Qatar abuse claims
LGBT people targeted
QATAR’S security services have arrested and beaten lesbian, gay, bisexual and transgender people in the run-up to next month’s World Cup, according to a human rights group.
The arrests continued as recently as last month, even as Qatar tries to show a modern face before at least one million football fans arrive for the tournament.
Homosexuality and transvestism are illegal in Qatar, although the authorities have indicated there will be no attempts to control what foreign fans do in private.
Human Rights Watch documented six cases of severe and repeated beatings and five cases of sexual harassment in police custody between 2019 and this year, with those arrested made to attend conversion therapy.

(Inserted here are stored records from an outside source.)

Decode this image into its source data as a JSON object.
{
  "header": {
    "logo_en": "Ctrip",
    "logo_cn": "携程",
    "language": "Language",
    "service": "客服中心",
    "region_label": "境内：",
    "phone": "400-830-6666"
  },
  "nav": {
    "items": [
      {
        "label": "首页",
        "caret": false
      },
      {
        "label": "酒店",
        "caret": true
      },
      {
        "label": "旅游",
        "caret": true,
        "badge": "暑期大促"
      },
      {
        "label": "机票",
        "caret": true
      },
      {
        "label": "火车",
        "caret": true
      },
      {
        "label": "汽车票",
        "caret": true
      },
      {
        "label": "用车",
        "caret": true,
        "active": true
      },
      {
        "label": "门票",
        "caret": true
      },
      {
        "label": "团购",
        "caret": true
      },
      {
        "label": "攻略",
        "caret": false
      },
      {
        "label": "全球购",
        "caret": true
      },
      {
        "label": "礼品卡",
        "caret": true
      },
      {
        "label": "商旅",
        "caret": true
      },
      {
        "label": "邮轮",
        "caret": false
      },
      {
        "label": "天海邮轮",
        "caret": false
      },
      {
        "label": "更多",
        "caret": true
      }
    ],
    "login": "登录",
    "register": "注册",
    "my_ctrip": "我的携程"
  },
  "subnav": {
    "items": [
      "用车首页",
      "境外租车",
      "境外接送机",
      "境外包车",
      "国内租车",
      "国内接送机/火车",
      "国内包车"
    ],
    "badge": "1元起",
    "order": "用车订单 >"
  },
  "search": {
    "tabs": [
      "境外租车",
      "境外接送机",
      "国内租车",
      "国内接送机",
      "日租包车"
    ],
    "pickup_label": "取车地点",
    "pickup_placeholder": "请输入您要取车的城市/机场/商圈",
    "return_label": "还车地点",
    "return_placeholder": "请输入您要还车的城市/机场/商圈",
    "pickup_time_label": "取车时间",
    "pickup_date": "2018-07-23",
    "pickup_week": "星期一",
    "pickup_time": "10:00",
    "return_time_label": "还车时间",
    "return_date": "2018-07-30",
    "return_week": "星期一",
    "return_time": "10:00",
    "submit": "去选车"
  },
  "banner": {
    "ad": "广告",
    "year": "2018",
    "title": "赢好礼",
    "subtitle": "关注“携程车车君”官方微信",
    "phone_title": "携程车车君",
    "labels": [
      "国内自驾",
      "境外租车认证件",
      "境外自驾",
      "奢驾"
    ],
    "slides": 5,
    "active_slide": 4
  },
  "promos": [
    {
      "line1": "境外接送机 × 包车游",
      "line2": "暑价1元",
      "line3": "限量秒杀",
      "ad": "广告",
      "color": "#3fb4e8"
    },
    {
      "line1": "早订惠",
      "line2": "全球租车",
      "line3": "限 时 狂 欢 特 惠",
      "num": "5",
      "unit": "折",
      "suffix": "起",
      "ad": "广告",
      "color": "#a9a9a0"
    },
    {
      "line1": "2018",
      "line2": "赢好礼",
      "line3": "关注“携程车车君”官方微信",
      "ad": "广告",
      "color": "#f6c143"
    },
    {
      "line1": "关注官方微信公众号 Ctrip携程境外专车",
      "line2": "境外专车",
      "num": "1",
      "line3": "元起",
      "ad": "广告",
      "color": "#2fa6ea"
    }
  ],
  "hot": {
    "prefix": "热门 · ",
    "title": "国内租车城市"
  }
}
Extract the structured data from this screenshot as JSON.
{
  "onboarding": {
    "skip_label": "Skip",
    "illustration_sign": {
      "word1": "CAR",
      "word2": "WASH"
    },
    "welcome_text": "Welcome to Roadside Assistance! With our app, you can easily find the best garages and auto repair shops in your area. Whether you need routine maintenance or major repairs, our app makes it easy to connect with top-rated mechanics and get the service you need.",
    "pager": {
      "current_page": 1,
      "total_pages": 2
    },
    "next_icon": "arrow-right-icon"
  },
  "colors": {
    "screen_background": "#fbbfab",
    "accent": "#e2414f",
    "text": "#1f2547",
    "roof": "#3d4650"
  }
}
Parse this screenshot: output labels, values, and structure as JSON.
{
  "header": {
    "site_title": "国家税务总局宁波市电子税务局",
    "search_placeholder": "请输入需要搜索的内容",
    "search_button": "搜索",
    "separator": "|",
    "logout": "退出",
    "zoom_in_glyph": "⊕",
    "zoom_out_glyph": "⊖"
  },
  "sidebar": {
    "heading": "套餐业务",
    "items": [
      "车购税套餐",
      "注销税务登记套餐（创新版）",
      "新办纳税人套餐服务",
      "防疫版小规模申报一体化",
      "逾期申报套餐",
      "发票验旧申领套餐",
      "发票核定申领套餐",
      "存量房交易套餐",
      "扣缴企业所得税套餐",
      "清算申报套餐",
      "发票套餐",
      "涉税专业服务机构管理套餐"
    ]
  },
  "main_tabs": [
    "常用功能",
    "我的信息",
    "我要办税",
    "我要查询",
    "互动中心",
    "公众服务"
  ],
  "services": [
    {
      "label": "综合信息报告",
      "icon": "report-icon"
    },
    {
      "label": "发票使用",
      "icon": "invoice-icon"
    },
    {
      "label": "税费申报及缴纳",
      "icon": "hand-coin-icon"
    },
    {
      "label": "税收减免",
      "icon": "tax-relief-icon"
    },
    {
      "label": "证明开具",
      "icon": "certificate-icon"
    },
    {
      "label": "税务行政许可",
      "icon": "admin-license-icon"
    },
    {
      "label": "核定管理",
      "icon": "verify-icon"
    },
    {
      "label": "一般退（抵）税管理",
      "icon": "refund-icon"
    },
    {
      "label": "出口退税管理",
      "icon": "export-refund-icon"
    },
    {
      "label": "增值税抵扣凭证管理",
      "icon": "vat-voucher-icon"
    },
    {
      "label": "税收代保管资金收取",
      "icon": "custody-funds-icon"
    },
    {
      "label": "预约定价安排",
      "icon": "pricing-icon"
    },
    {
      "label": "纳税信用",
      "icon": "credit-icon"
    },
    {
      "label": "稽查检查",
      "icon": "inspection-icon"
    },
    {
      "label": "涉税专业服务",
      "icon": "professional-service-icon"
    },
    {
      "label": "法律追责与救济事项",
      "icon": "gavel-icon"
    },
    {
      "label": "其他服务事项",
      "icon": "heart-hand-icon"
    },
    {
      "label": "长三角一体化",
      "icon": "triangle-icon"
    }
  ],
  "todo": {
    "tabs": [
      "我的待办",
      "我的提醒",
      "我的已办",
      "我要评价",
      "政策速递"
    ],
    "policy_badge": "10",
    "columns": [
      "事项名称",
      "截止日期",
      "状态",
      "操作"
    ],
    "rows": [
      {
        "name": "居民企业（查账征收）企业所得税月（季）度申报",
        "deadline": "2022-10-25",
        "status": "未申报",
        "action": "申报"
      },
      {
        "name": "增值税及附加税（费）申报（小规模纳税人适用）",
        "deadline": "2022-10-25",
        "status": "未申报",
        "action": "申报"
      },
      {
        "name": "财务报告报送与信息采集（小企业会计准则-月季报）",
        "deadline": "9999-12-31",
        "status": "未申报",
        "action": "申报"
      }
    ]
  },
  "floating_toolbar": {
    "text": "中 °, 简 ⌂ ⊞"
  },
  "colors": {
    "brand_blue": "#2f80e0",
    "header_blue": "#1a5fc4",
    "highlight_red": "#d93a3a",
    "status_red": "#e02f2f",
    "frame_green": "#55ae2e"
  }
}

The campaign group, which has also revealed the abuse of migrant workers in Qatar, claims that prisoners were detained in an underground jail in Al Dafna in the capital, Doha, some in solitary confinement.
The six people claimed they were subjected to verbal and physical abuse and said they were forced to sign confessions, while being denied access to their families or legal and medical care.
All the complainants – four transgender women, a bisexual woman and a gay man – were Qataris.
Rasha Younes, LGBT rights researcher at the organisation, said: “The Qatari government should call an immediate halt to this abuse and FIFA (the world governing body for football) should push the Qatari government to ensure longterm reform that protects LGBT people from discrimination and violence.”
One transgender woman claimed to have been arrested on the charge of “imitating women”.
She claimed police beat her in a car before detaining her for three weeks without charge.
The bisexual woman who was interviewed by the rights group said she was beaten unconscious.
“An officer took me blindfolded by car to another place that felt like a private home from the inside and forced me to watch restrained people getting beaten as an intimidation tactic,” she said.
Qatar’s penal code punishes extramarital sex, including same-sex relations, with up to seven years in prison.
However, in 2020, Qatar said it would welcome LGBT visitors to the World Cup, which is scheduled to begin on November 20.
It will be the first time the event is held in a Middle Eastern nation.
Responding to the allegations, a Qatari official said: “The claims were not brought to our attention until they were first reported in the media. If Human Rights Watch had contacted us, we would have been able to disprove the allegations.”